C FFI Memory Leak: Take ownership of allocated memory in C/C++

Hello everybody,

I'm trying to follow this tutorial (String Arguments - The Rust FFI Omnibus) to wire a C++ library to Rust.
However in my case I would need to dynamically create the string object on the C++ and want to take ownership of the memory on the Rust side.

Basically something like this:

mylib.cpp

#include <iostream>

    char* hello(){
        string SS; 
        SS = "This is a string"
        auto result = new char[SS.size() + 1];   //+1 to take account for \0 
        memcpy(result, SS.c_str(), SS.size() + 1);
        return result;
        }

main.rs

        extern crate libc;
        use libc::c_char;
        use std::ffi::CStr;
        use std::str;

        extern {
            fn hello() -> *const c_char;
        }

        fn main() {
            let c_buf: *const c_char = unsafe { hello() };
            let c_str: &CStr = unsafe { CStr::from_ptr(c_buf) };
            let str_slice: &str = c_str.to_str().unwrap();
            let str_buf: String = str_slice.to_owned();  // data gets copied and memory owned by Rust
        
          //missing: free memory allocated by C++, like libc::free(c_buf)`
        }

I've two problems with the code:
a) as it is currently implemented I leak memory as result never gets deallocated. There should be a way to trigger memory dealloc?
b) is there a way to take-over the ownership of result in Rust without the need to copy the data (like .to_owned() does)?

Thanks a lot!
Best,
Stefan

1 Like

I don't think it's possible to free memory allocated with C++ new[] using libc::free directly. Since there's no way to call delete[] directly from Rust, the easiest way to free the string, if it's allocated on the C++ side, is to expose another string_free function from the C++ side.

E.g.

mylib.cpp:

extern "C" void free_string(char const *str) {
    delete[] str;
}

main.rs:

extern "C" fn free_string(str: *const c_char);

fn main() {
    // ...
    free_string(c_buf);
}

So that just covers how to free the memory.

IMO, though, the better strategy is to expose an interface from C++ that returns the length of the String, then allocate a Vec on the Rust side, pass that buffer to C++, have it fill out the buffer, and then construct the CString using CString::from_vec_unchecked. Then the memory will be freed when the string goes out of scope, and you don't have to deal with using the C++ allocator - you can stay purely in the Rust allocator.

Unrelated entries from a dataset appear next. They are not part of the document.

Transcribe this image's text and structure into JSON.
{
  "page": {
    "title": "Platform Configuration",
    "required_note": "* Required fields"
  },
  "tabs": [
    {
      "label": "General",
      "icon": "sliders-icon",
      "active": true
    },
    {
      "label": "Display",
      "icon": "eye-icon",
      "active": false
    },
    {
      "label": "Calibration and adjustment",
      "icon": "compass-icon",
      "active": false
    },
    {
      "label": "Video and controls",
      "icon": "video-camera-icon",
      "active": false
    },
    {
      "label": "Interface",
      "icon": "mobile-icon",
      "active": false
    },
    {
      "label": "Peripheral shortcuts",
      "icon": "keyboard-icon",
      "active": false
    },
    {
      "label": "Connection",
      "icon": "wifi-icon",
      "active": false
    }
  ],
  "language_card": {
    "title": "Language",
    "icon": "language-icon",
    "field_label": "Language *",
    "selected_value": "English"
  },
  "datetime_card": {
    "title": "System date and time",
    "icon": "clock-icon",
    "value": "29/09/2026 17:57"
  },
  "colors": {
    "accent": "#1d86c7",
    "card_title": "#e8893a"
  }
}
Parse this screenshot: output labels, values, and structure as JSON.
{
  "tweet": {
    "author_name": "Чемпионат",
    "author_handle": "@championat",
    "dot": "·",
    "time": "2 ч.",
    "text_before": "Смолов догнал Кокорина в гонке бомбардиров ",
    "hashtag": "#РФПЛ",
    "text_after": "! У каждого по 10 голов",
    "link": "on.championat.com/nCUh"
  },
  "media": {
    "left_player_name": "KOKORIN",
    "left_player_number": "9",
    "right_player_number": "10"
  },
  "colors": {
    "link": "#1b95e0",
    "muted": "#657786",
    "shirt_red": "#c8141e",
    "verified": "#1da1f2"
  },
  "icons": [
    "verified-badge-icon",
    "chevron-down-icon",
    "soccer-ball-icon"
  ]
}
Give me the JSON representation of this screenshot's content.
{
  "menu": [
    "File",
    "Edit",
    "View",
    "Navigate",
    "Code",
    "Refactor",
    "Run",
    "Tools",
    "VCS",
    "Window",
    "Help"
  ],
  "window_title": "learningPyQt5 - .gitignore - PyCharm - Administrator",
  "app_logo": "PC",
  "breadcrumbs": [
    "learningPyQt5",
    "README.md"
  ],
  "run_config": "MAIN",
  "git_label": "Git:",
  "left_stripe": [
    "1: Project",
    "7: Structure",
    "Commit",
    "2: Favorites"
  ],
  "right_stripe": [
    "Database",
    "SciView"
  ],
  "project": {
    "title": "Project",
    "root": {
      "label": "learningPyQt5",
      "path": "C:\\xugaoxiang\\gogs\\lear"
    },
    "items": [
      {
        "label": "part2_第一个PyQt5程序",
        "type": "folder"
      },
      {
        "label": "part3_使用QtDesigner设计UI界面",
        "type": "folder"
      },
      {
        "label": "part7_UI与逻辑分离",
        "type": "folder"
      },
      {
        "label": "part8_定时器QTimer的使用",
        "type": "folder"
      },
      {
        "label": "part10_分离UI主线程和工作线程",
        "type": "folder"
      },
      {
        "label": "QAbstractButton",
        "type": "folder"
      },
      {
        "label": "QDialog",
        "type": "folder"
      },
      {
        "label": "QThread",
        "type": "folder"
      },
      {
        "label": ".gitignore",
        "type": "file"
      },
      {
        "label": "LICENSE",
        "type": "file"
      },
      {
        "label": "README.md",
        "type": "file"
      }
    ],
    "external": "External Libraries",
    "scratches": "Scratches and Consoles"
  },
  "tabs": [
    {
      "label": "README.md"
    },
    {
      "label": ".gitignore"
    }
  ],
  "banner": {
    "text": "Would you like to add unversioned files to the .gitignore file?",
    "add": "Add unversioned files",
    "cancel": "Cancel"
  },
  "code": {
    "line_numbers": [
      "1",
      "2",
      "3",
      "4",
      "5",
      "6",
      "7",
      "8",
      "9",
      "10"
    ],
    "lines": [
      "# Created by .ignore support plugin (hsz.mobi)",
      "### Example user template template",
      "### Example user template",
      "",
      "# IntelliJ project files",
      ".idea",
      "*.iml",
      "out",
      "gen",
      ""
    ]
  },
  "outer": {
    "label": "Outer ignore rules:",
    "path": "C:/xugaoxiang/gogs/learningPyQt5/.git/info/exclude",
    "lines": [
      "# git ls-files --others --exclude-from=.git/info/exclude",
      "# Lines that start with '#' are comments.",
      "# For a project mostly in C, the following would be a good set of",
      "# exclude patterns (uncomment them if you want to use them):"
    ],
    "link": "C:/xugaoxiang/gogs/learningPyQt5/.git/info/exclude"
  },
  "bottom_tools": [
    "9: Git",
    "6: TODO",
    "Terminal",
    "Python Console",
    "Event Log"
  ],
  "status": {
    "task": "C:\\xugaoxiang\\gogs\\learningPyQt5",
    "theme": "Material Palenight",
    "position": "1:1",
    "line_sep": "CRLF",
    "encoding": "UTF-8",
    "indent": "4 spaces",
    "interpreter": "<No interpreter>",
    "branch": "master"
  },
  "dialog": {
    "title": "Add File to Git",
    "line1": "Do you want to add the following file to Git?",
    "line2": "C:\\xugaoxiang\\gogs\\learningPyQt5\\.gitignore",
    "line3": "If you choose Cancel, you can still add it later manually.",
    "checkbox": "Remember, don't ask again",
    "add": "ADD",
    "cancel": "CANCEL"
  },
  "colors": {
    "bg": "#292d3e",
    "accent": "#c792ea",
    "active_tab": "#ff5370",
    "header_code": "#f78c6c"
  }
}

IMO, the most sane solution is to do something like this:

  • Create a Vec<c_char> in rust. Fill it up to a set size with zeros. (or a requested size that it can obtain somehow from the C++ api)
  • Give the C++ code the buffer size and a *mut c_char pointing to the data, and let it write its string.
  • UTF8-validate it into a String
    • You can start with CStr::from_bytes_with_nul(&buffer[..strlen + 1]).to_str().

If doing this, absolutely do not use a CString to back the memory of your buffer because it is undefined behavior to let a CString be manipulated in a way that changes the position of its first null byte.